As regulators move forward with policy changes designed to curb so-called refinance churning of Department of Veterans Affairs-insured mortgages, concerns have surfaced about the fate of loans originated during the transition period.
The Department of Housing and Urban Development's interpretive rule on the recently enacted Economic Growth, Regulatory Relief and Consumer Protection Act includes a number of useful clarifications about how the law will be implemented. But a "technical snag" stands to "orphan" a subset of VA loans by excluding them from Ginnie Mae securities, according to Dan Fichtler, director of housing finance policy at the Mortgage Bankers Association.
In short, Fichtler said, VA loans originated before the law was enacted that don't meet the new requirements can't be included in new Ginnie Mae securities. However, similarly situated VA loans that have already been securitized can be included in Ginnie Mae multiclass securities.
"Our concern is that this is really having an unintended consequence that upon our reading of the statute, HUD's determination just doesn't sync up with what seems to be the congressional intent here. If we can get a fix to this problem, we think this will really go a long way towards helping the situation," Fichtler said in an interview.
The new law prohibits Ginnie Mae from guaranteeing timely principal and interest payments on a security backed by a mortgage that fails to meet specific seasoning guidelines. Among the specific requirements, VA loans can't be refinanced until the borrower makes six payments on the original mortgage and the new loan must reduce the borrower's interest rate. The measures are designed to reduce loan churning by lenders and ensure that refinancing benefits the borrower.
"Not only does the outcome of HUD's determination fail to advance the legislative aim of the statute, it also directly frustrates the purpose of the statute. By prohibiting a subset of VA-guaranteed refinances from serving as collateral for Ginnie Mae MBS, HUD's determination effectively 'orphans' these loans, reducing their liquidity and lowering their market value," Pete Mills, MBA senior vice president of residential policy and member engagement, wrote in a letter to HUD.
"As such, the lenders that originated these loans in accordance with the VA and Ginnie Mae requirements in place at the time will likely take losses, which in some cases may be substantial," he added.
HUD concluded the same standard does not apply to multiclass securities as it does to MBS, the MBA said, because the underlying MBS in multiclass securities can be resecuritized without interfering with anti-churning efforts.
"We took some of the rationale that [HUD] used for the multiclass securities, and we think that there are places where they could have applied that same rationale to the orphaned loans and come to a different conclusion," said Fichtler.
"When you think about the orphaned loans, many of these loans have already closed prior to the law going into effect, so you think about applying that rationale in the same way: the loan already closed, the lender can't do anything about it, so prohibiting that loan from going into a Ginnie MBS doesn't help the borrower," he explained.
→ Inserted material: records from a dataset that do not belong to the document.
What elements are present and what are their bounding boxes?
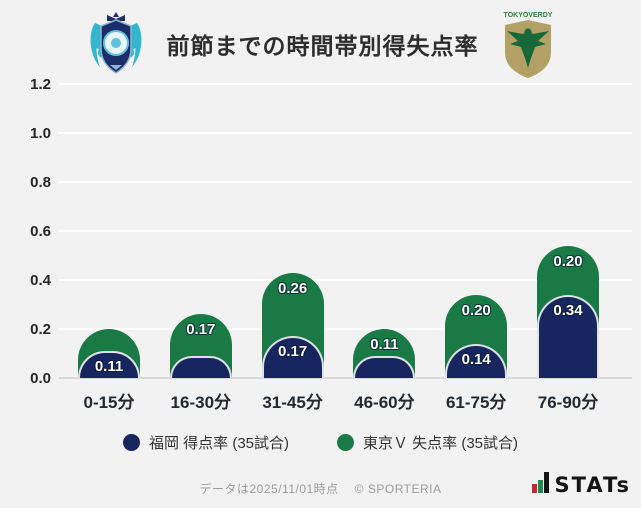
tokyo-verdy-legend-label: 東京Ｖ 失点率 (35試合) [363, 435, 519, 452]
x-label-1: 0-15分 [83, 393, 135, 412]
bar-group-4: 0.11 [353, 84, 416, 378]
avispa-fukuoka-crest-icon [90, 12, 141, 74]
copyright: © SPORTERIA [354, 482, 442, 496]
x-axis-labels: 0-15分 16-30分 31-45分 46-60分 61-75分 76-90分 [59, 384, 632, 418]
bar-group-2: 0.17 [169, 84, 232, 378]
stats-wordmark: STATs [554, 473, 631, 497]
x-label-5: 61-75分 [445, 393, 507, 412]
y-tick-1.0: 1.0 [30, 125, 51, 142]
tokyo-verdy-value-label: 0.20 [461, 302, 491, 319]
fukuoka-bar-segment: 0.34 [537, 295, 599, 378]
header: 前節までの時間帯別得失点率 TOKYOVERDY [0, 0, 641, 84]
verdy-crest-text: TOKYOVERDY [503, 12, 552, 19]
data-date-note: データは2025/11/01時点 [199, 482, 339, 496]
y-tick-0.0: 0.0 [30, 370, 51, 387]
y-tick-0.6: 0.6 [30, 223, 51, 240]
page-title: 前節までの時間帯別得失点率 [166, 33, 479, 59]
footer: データは2025/11/01時点 © SPORTERIA STATs [0, 472, 641, 500]
y-tick-0.2: 0.2 [30, 321, 51, 338]
y-tick-0.8: 0.8 [30, 174, 51, 191]
gridline-0.8 [59, 181, 632, 183]
fukuoka-legend-label: 福岡 得点率 (35試合) [148, 435, 289, 452]
fukuoka-value-label: 0.14 [461, 351, 491, 368]
tokyo-verdy-value-label: 0.26 [277, 280, 308, 297]
fukuoka-bar-segment: 0.11 [78, 351, 140, 378]
bar-group-1: 0.11 [78, 84, 140, 378]
legend-item-fukuoka: 福岡 得点率 (35試合) [122, 432, 289, 453]
legend: 福岡 得点率 (35試合) 東京Ｖ 失点率 (35試合) [0, 432, 641, 453]
fukuoka-bar-segment: 0.17 [261, 336, 324, 378]
fukuoka-value-label: 0.17 [277, 343, 308, 360]
gridline-0.6 [59, 230, 632, 232]
tokyo-verdy-value-label: 0.20 [553, 253, 583, 270]
gridline-1.2 [59, 83, 632, 85]
x-label-2: 16-30分 [170, 393, 232, 412]
gridline-1.0 [59, 132, 632, 134]
bar-group-6: 0.20 0.34 [537, 84, 599, 378]
plot-area: 0.0 0.2 0.4 0.6 0.8 1.0 1.2 0.11 0.17 0.26 0.17 0.1… [30, 76, 632, 387]
fukuoka-value-label: 0.11 [94, 358, 124, 375]
gridline-0.2 [59, 328, 632, 330]
tokyo-verdy-value-label: 0.17 [186, 321, 216, 338]
gridline-0.4 [59, 279, 632, 281]
tokyo-verdy-value-label: 0.11 [370, 336, 399, 353]
x-label-3: 31-45分 [262, 393, 323, 412]
stats-bars-icon [531, 472, 549, 496]
stats-logo: STATs [531, 472, 631, 497]
bar-group-3: 0.26 0.17 [261, 84, 324, 378]
tokyo-verdy-crest-icon: TOKYOVERDY [503, 12, 552, 78]
y-tick-1.2: 1.2 [30, 76, 51, 93]
bar-group-5: 0.20 0.14 [445, 84, 508, 378]
footer-note: データは2025/11/01時点 © SPORTERIA [0, 480, 641, 497]
fukuoka-bar-segment [169, 356, 232, 378]
fukuoka-value-label: 0.34 [553, 302, 583, 319]
x-label-4: 46-60分 [354, 393, 415, 412]
x-label-6: 76-90分 [537, 393, 599, 412]
tokyo-verdy-legend-dot-icon [337, 434, 354, 451]
fukuoka-legend-dot-icon [122, 434, 140, 451]
y-tick-0.4: 0.4 [30, 272, 51, 289]
x-axis-line [59, 377, 632, 379]
legend-item-tokyo-verdy: 東京Ｖ 失点率 (35試合) [337, 432, 518, 453]
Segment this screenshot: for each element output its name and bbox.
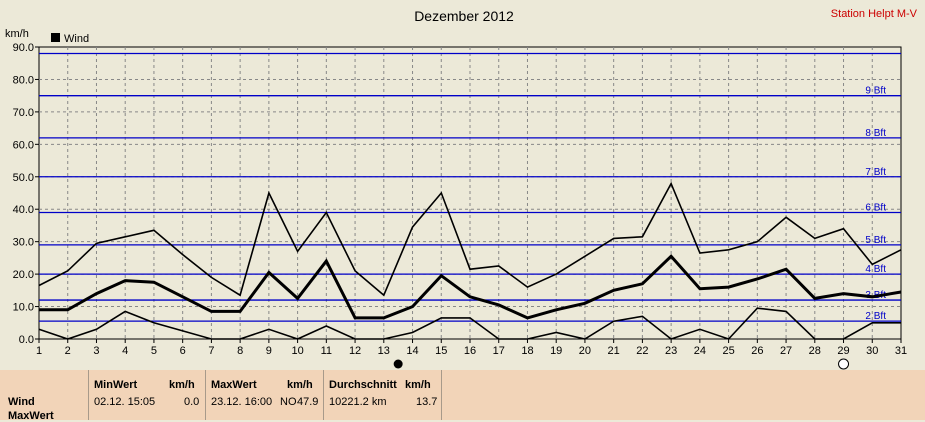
divider [323, 370, 324, 420]
beaufort-label: 8 Bft [865, 128, 886, 139]
wind-chart: Dezember 2012 Station Helpt M-V km/h Win… [5, 8, 918, 370]
chart-title: Dezember 2012 [414, 8, 514, 24]
max-unit: km/h [287, 379, 313, 391]
x-tick-label: 25 [722, 345, 734, 357]
max-direction: NO [280, 396, 297, 408]
x-tick-label: 4 [122, 345, 128, 357]
y-tick-label: 70.0 [13, 107, 34, 119]
x-tick-label: 9 [266, 345, 272, 357]
x-tick-label: 18 [521, 345, 533, 357]
row-label-wind: Wind [8, 396, 35, 408]
x-tick-label: 31 [895, 345, 907, 357]
legend-swatch [51, 33, 60, 42]
beaufort-label: 2 Bft [865, 311, 886, 322]
avg-header: Durchschnitt [329, 379, 397, 391]
min-header: MinWert [94, 379, 138, 391]
avg-distance: 10221.2 km [329, 396, 387, 408]
full-moon-marker [838, 358, 850, 370]
summary-panel: Wind MaxWert MinWert km/h 02.12. 15:05 0… [0, 370, 925, 422]
x-tick-label: 30 [866, 345, 878, 357]
new-moon-marker [393, 359, 403, 369]
beaufort-label: 9 Bft [865, 86, 886, 97]
x-ticks: 1 2 3 4 5 6 7 8 9 10 11 12 13 14 15 16 17 18 19 20 21 22 23 24 2… [36, 339, 907, 357]
x-tick-label: 14 [406, 345, 418, 357]
beaufort-label: 4 Bft [865, 264, 886, 275]
y-tick-label: 60.0 [13, 139, 34, 151]
y-tick-label: 90.0 [13, 42, 34, 54]
x-tick-label: 7 [208, 345, 214, 357]
x-tick-label: 5 [151, 345, 157, 357]
y-tick-label: 0.0 [19, 334, 34, 346]
legend-label: Wind [64, 33, 89, 45]
x-tick-label: 10 [291, 345, 303, 357]
x-tick-label: 27 [780, 345, 792, 357]
y-axis-unit: km/h [5, 28, 29, 40]
series-lines [38, 181, 902, 340]
x-tick-label: 6 [180, 345, 186, 357]
x-tick-label: 13 [378, 345, 390, 357]
row-label-maxwert: MaxWert [8, 410, 54, 422]
y-tick-label: 10.0 [13, 302, 34, 314]
x-tick-label: 15 [435, 345, 447, 357]
min-time: 02.12. 15:05 [94, 396, 156, 408]
divider [441, 370, 442, 420]
beaufort-label: 5 Bft [865, 235, 886, 246]
x-tick-label: 21 [608, 345, 620, 357]
x-tick-label: 3 [93, 345, 99, 357]
beaufort-label: 6 Bft [865, 202, 886, 213]
x-tick-label: 22 [636, 345, 648, 357]
x-tick-label: 19 [550, 345, 562, 357]
x-tick-label: 26 [751, 345, 763, 357]
max-value: 47.9 [297, 396, 319, 408]
x-tick-label: 1 [36, 345, 42, 357]
series-line-minwert [38, 307, 901, 340]
station-label: Station Helpt M-V [831, 8, 918, 20]
divider [88, 370, 89, 420]
series-line-maxwert [38, 181, 902, 297]
x-tick-label: 29 [837, 345, 849, 357]
max-time: 23.12. 16:00 [211, 396, 273, 408]
divider [205, 370, 206, 420]
x-tick-label: 2 [65, 345, 71, 357]
avg-value: 13.7 [416, 396, 438, 408]
y-tick-label: 80.0 [13, 74, 34, 86]
day-markers [393, 358, 850, 370]
x-tick-label: 20 [579, 345, 591, 357]
min-unit: km/h [169, 379, 195, 391]
x-tick-label: 11 [321, 345, 332, 357]
x-tick-label: 16 [464, 345, 476, 357]
y-tick-label: 30.0 [13, 237, 34, 249]
x-tick-label: 24 [694, 345, 706, 357]
y-ticks: 0.0 10.0 20.0 30.0 40.0 50.0 60.0 70.0 80.0 90.0 [13, 42, 39, 346]
y-tick-label: 20.0 [13, 269, 34, 281]
max-header: MaxWert [211, 379, 257, 391]
x-tick-label: 28 [809, 345, 821, 357]
y-tick-label: 50.0 [13, 172, 34, 184]
series-line-wind [39, 254, 902, 320]
x-tick-label: 17 [493, 345, 505, 357]
x-tick-label: 8 [237, 345, 243, 357]
y-tick-label: 40.0 [13, 204, 34, 216]
avg-unit: km/h [405, 379, 431, 391]
beaufort-label: 7 Bft [865, 167, 886, 178]
x-tick-label: 12 [349, 345, 361, 357]
min-value: 0.0 [184, 396, 200, 408]
x-tick-label: 23 [665, 345, 677, 357]
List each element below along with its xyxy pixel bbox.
Further supporting the MBA's argument, the loan seasoning periods for the VA and Ginnie Mae were defined identically in the new law, suggesting that the act "didn't intend for the requirements to apply to Ginnie Mae in a different way than how they applied to VA," explained Fichtler.
Still, the new law marks a step in the right direction for the industry, which could have a "measurable impact on reducing churning," according to Fichtler.